Mumbai, Mar 28 (UNI) Senior bankers today urged Reserve Bank of India (RBI) to reduce cash reserve ration (CRR) by atleast one percentage point to enable them avail immediate liquidity of around Rs 2,000 crore.

In their interaction with RBI Governor Y V Reddy at the Central bank's headquarters here this morning, the bankers representing the Indian Banks Association cited the acute shortage of liquidity faced by them in providing funds to the productive sector of the economy, particularly the large infrastructure projects and agricultural finances.

Asked about the outcome of the meeting, an RBI official told UNI that it was an usual meet that the Cenral bank has regularly, prior to the announcement of the Monetary and Credit Policy stance.

RBI is scheduled to announce its annual policy stance on April 28.

The meeting was called by RBI to gather feedback from the bankers about the market conditions and also their operational needs.

Union Bank of India CMD Cherian Verghese said that the basic issue of the meeting was the liquidity crunch being faced by the banks.

There are several options before RBI to provide comfort to the banks for availing greater liquidity such as CRR cut, making bank deposits more attractive with tax incentives and also allowing banks to tap NRIs resources with greater freedom, he said.

''Liqudity is tight in the system in the light of huge growth in credit offtake,'' IBA Chief Executive H N Sinor told reporters after the meeting with RBI Governor.

''There is a significant shift in deposit mobilisation pattern now. Earlier, there was a strong mix of retail-and-current deposits, but now banks are resorting to bulk deposits.

Mutual Funds have become strong competitiors to banks for attracting funds. ''We discussed how deposits could be made more attractive to investors'', Mr Sinor said.

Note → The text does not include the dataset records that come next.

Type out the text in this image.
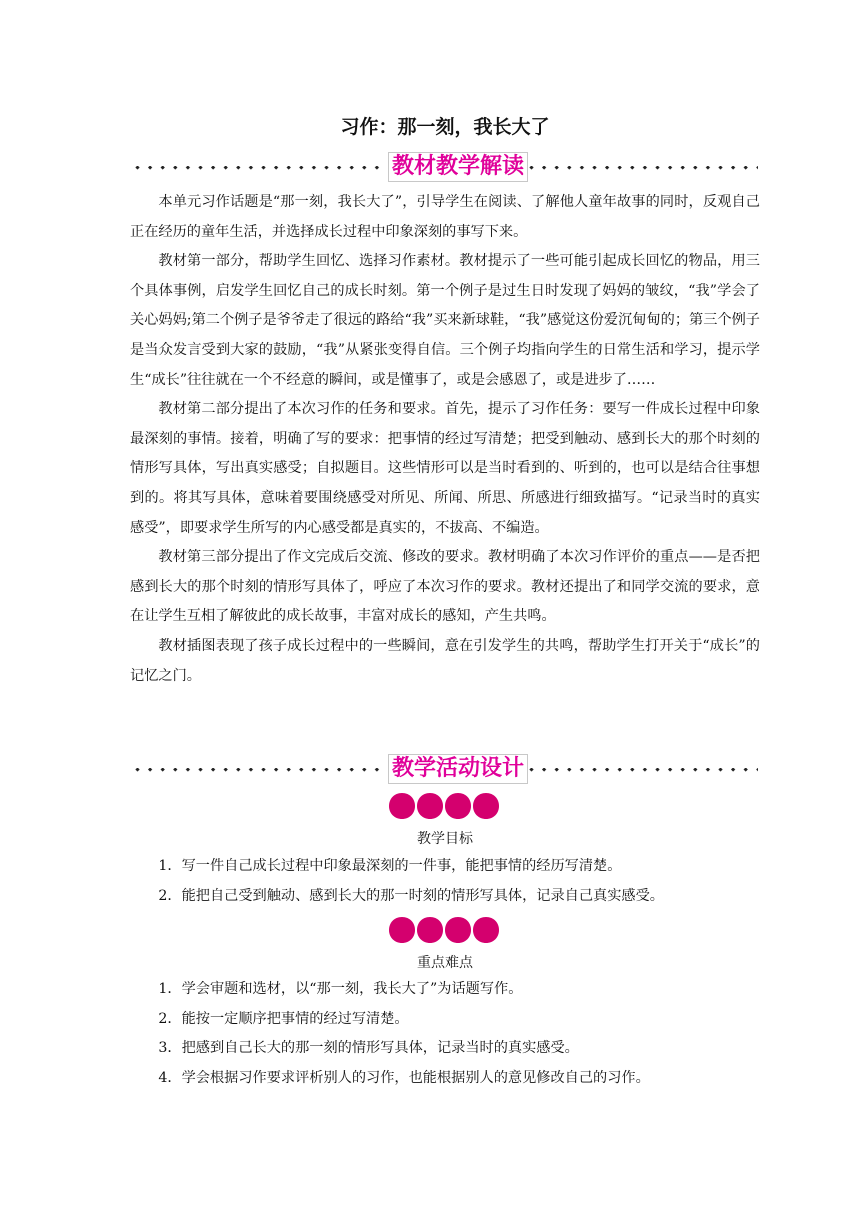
习作：那一刻，我长大了
教材教学解读

本单元习作话题是“那一刻，我长大了”，引导学生在阅读、了解他人童年故事的同时，反观自己正在经历的童年生活，并选择成长过程中印象深刻的事写下来。

教材第一部分，帮助学生回忆、选择习作素材。教材提示了一些可能引起成长回忆的物品，用三个具体事例，启发学生回忆自己的成长时刻。第一个例子是过生日时发现了妈妈的皱纹，“我”学会了关心妈妈;第二个例子是爷爷走了很远的路给“我”买来新球鞋，“我”感觉这份爱沉甸甸的；第三个例子是当众发言受到大家的鼓励，“我”从紧张变得自信。三个例子均指向学生的日常生活和学习，提示学生“成长”往往就在一个不经意的瞬间，或是懂事了，或是会感恩了，或是进步了……

教材第二部分提出了本次习作的任务和要求。首先，提示了习作任务：要写一件成长过程中印象最深刻的事情。接着，明确了写的要求：把事情的经过写清楚；把受到触动、感到长大的那个时刻的情形写具体，写出真实感受；自拟题目。这些情形可以是当时看到的、听到的，也可以是结合往事想到的。将其写具体，意味着要围绕感受对所见、所闻、所思、所感进行细致描写。“记录当时的真实感受”，即要求学生所写的内心感受都是真实的，不拔高、不编造。

教材第三部分提出了作文完成后交流、修改的要求。教材明确了本次习作评价的重点——是否把感到长大的那个时刻的情形写具体了，呼应了本次习作的要求。教材还提出了和同学交流的要求，意在让学生互相了解彼此的成长故事，丰富对成长的感知，产生共鸣。

教材插图表现了孩子成长过程中的一些瞬间，意在引发学生的共鸣，帮助学生打开关于“成长”的记忆之门。

教学活动设计
教学目标
1．写一件自己成长过程中印象最深刻的一件事，能把事情的经历写清楚。
2．能把自己受到触动、感到长大的那一时刻的情形写具体，记录自己真实感受。
重点难点
1．学会审题和选材，以“那一刻，我长大了”为话题写作。
2．能按一定顺序把事情的经过写清楚。
3．把感到自己长大的那一刻的情形写具体，记录当时的真实感受。
4．学会根据习作要求评析别人的习作，也能根据别人的意见修改自己的习作。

The IBA has suggested deregulation of NRI deposits, a cut in CRR and further unwindig of securities under the market stabilisation scheme (MSS) to tackle the liquidity crunch.

''Once the infrastructure projects take off, there would be strong demand for resources, which could put further pressure on banks,'' Mr Sinor said.

IBA chairman A K Purwar said that with incremental credit-deposit (C-D) ratio at 100 per cent, resources (liquidity) is an issue.

Other issues discussed were the interest rate scenario, agriculture lending, infrastructure financing, hybrid capital instruments and implementation of Base-II norms.